İşçi ile işveren arasında bazı durumlarda anlaşmazlıklar olabilir. Bu anlaşmazlıklar, işçinin kanunlara veya etik kurallarına aykırı davranış sergilemediği hiçbir durumda fesih sebebi olamaz. Örneğin; personelin fazla mesai ücretlerini talep etmesi gibi bir durumda iş sözleşmesinin feshi mümkün olamaz. İşveren, bu yetkisini ancak kanuni ve etik sınırlar içinde kalmak koşuluyla kullanabilir.

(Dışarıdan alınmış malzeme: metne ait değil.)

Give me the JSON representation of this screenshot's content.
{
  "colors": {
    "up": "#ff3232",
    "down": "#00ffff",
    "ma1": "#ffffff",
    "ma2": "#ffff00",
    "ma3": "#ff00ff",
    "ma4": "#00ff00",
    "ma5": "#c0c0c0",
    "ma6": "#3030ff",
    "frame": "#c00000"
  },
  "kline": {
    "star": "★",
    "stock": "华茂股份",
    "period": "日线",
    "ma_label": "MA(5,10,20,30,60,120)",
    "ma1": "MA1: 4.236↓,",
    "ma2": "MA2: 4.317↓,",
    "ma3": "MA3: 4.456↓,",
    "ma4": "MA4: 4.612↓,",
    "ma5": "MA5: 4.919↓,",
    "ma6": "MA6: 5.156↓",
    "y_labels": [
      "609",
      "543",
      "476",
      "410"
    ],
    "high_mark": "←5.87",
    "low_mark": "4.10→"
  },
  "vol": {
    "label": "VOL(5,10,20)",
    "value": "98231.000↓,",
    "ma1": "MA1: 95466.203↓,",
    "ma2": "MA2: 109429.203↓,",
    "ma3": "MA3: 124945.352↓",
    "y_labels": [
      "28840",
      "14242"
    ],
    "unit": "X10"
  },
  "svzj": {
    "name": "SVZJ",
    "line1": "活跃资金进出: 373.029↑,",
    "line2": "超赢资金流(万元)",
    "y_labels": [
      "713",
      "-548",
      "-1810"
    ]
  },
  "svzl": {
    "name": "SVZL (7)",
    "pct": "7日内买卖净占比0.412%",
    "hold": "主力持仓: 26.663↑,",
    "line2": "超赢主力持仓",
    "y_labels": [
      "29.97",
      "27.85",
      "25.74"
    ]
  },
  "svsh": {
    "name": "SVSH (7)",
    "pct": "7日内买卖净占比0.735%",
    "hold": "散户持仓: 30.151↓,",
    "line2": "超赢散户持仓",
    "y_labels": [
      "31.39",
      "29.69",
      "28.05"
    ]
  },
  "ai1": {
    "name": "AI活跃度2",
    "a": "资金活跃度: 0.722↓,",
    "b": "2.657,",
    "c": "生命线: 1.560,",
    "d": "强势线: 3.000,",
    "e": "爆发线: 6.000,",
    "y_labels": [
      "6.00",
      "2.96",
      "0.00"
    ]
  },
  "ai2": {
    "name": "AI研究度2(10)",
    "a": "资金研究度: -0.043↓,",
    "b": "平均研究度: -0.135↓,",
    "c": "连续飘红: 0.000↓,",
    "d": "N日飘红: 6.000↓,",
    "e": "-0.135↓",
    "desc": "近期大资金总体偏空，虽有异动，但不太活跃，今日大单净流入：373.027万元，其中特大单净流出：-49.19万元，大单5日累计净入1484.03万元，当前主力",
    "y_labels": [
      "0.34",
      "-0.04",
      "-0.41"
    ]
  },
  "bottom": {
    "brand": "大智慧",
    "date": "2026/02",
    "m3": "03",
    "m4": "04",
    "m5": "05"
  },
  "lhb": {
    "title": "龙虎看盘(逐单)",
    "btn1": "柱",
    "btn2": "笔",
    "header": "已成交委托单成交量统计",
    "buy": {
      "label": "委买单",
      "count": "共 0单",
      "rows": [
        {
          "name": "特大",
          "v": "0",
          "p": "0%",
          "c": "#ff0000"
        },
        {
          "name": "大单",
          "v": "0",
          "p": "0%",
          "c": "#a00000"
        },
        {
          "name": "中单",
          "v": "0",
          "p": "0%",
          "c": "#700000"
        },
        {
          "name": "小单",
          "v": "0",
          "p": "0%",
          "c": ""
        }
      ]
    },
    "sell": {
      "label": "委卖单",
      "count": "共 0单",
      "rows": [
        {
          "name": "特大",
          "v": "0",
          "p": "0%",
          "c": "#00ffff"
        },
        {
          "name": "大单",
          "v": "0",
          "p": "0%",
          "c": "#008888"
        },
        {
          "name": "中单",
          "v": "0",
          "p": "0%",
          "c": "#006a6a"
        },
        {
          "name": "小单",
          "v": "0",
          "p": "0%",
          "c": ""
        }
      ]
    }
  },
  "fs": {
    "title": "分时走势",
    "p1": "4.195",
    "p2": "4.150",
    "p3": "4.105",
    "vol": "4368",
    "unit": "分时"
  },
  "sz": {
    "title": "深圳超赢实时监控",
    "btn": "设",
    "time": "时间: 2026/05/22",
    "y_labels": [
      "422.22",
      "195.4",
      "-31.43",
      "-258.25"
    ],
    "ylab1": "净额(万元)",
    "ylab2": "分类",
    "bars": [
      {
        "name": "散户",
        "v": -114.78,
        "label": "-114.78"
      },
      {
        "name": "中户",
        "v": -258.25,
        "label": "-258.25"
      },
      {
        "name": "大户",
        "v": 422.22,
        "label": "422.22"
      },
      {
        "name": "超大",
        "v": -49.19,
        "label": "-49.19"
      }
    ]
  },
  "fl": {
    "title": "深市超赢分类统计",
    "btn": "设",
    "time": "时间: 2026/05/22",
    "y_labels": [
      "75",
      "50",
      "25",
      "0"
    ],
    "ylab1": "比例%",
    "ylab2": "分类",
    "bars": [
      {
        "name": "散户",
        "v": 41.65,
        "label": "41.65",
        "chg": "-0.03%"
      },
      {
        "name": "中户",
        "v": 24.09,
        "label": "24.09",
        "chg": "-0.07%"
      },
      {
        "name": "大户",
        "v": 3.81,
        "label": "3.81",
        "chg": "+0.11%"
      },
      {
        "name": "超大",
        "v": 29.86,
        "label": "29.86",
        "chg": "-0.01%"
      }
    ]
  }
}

Fesih Çeşitleri Nelerdir? 

İş sözleşmesinin personel ya da işveren tarafından sonlandırılması çeşitli koşullara bağlıdır. Bu koşullar iş hukuku kuralları başta olmak üzere temel kanunlar çerçevesinde şekillenir. Fesih işlemi, işçinin güvenceye alınması ve şirketin çalışma verimliliğinin korunması gibi ilkelerle sınırlandırılır. Bu açıdan huzur hakkına benzetilebilir. Feshin niteliği ise söz konusu koşullara göre belirlenir. Bahsi geçen koşullar uyarınca çalışma akdinin sonlandırılması aşağıdaki yollarla gerçekleşebilir.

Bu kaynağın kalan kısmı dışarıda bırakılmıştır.